Diretor conta como teve a ideia para o filme

Equipe Omelete
21.01.2013
13h49
Atualizada em
21.09.2014
17h18
Atualizada em 21.09.2014 às 17h18

Em uma entrevista exclusiva, Marcelo Hessel conversou com Tommy Wirkola, diretor de João e Maria - Caçadores de Bruxas (Hansel e Gretel - Witch Hunters). No bate-papo, o diretor falou sobre os efeitos de computador e práticos do filme, se haverá sequência e o motivo de um troll se chamar Edward.


Oi, Tommy, prazer em conhecê-lo.

Tommy Wirkola: Igualmente.

Obrigado por estar aqui.

TW: Claro.

Paramount falou com você sobre esse filme depois que você fez "Zumbis na Neve", certo? Como foi esse primeiro contato?

TW: Bom, eu tive essa ideia há muito tempo sobre "João e Maria". Eu, na verdade... Quando eu estudei cinema na Austrália... e tínhamos uma classe em que apresentávamos um projeto para o professor. Você apresenta a sua ideia. Você finge que ele é um produtor de Hollywood e, basicamente, você tem um minuto para vender uma ideia para ele. E isso foi seis ou sete anos atrás. E fui falar com ele e falei sobre minha ideia de João e Maria, 15 anos depois, e eles se tornam caçadores de recompensa. E o professor falou para mim: "Tommy, nunca mais fale sobre isso, até estar na frente de um produtor de Hollywood e eu garanto que você vai vender a ideia." Então, eu não falei mais sobre isso e eu fiz alguns filmes na Noruega, eu fiz "Zumbis na Neve". E "Zumbis na Neve" foi para o Festival de Sundance e eu fui convidado para Hollywood e, no meu primeiro dia, eu contei essa ideia para os meus produtores, e eles quiseram produzir o filme.
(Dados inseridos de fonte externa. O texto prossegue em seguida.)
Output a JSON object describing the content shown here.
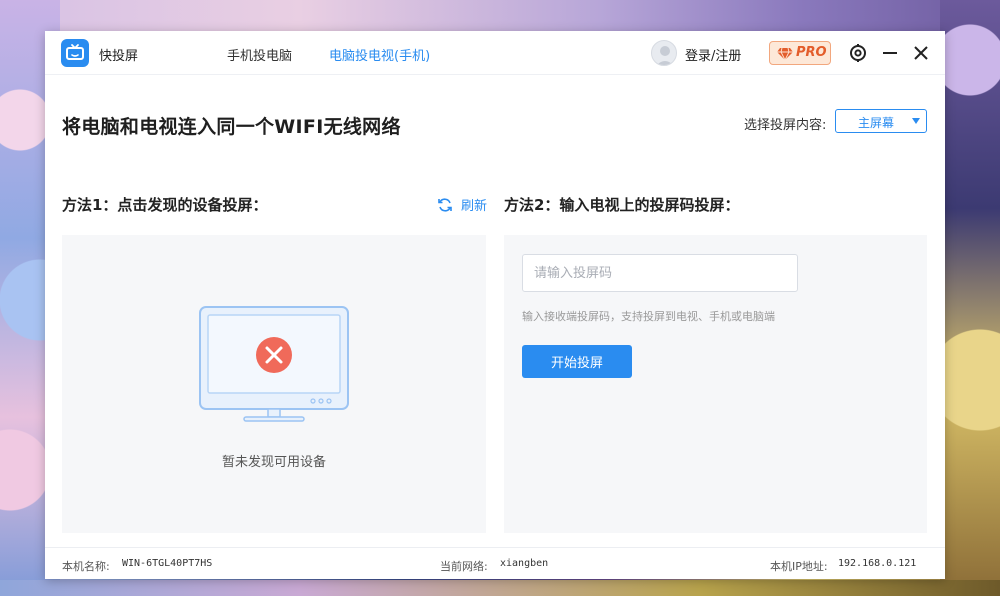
{
  "app": {
    "name": "快投屏"
  },
  "tabs": [
    {
      "label": "手机投电脑",
      "active": false
    },
    {
      "label": "电脑投电视(手机)",
      "active": true
    }
  ],
  "user": {
    "login_label": "登录/注册"
  },
  "pro": {
    "label": "PRO"
  },
  "main": {
    "headline": "将电脑和电视连入同一个WIFI无线网络",
    "select": {
      "label": "选择投屏内容:",
      "value": "主屏幕"
    }
  },
  "method1": {
    "title": "方法1：点击发现的设备投屏：",
    "refresh_label": "刷新",
    "empty_text": "暂未发现可用设备"
  },
  "method2": {
    "title": "方法2：输入电视上的投屏码投屏：",
    "input_placeholder": "请输入投屏码",
    "input_value": "",
    "hint": "输入接收端投屏码，支持投屏到电视、手机或电脑端",
    "start_label": "开始投屏"
  },
  "footer": {
    "host_label": "本机名称:",
    "host_value": "WIN-6TGL40PT7HS",
    "network_label": "当前网络:",
    "network_value": "xiangben",
    "ip_label": "本机IP地址:",
    "ip_value": "192.168.0.121"
  },
  "colors": {
    "accent": "#2a8cf0",
    "pro_text": "#e35d2b",
    "error_red": "#f06a5a",
    "panel_bg": "#f6f7f9"
  },
  "icons": {
    "app_logo": "tv-icon",
    "avatar": "user-avatar-icon",
    "pro": "diamond-icon",
    "settings": "gear-icon",
    "minimize": "minimize-icon",
    "close": "close-icon",
    "refresh": "refresh-icon",
    "dropdown": "caret-down-icon",
    "empty": "monitor-error-icon"
  }
}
É engraçado porque, hoje, Os Irmãos Grimm, parecem estar na moda. Há a série de TV e os outros filmes. Você acha que esses são bons materiais de pesquisa para este tipo de filme sangrento?

TW: Sim, eu acho. Para mim foi... Eu amava esta história enquanto estava crescendo. Era o meu conto de fadas preferido e eu costumava ouvi-lo em uma fita, na cama. E era... É tão sombrio. É muito violento e doentio e... Para mim, foi pegar esta história básica e aqueles personagens e aquele mundo, e tentar colocar mais humor nela, com o meu senso de humor, basicamente. E sim, são simplesmente ótimas histórias.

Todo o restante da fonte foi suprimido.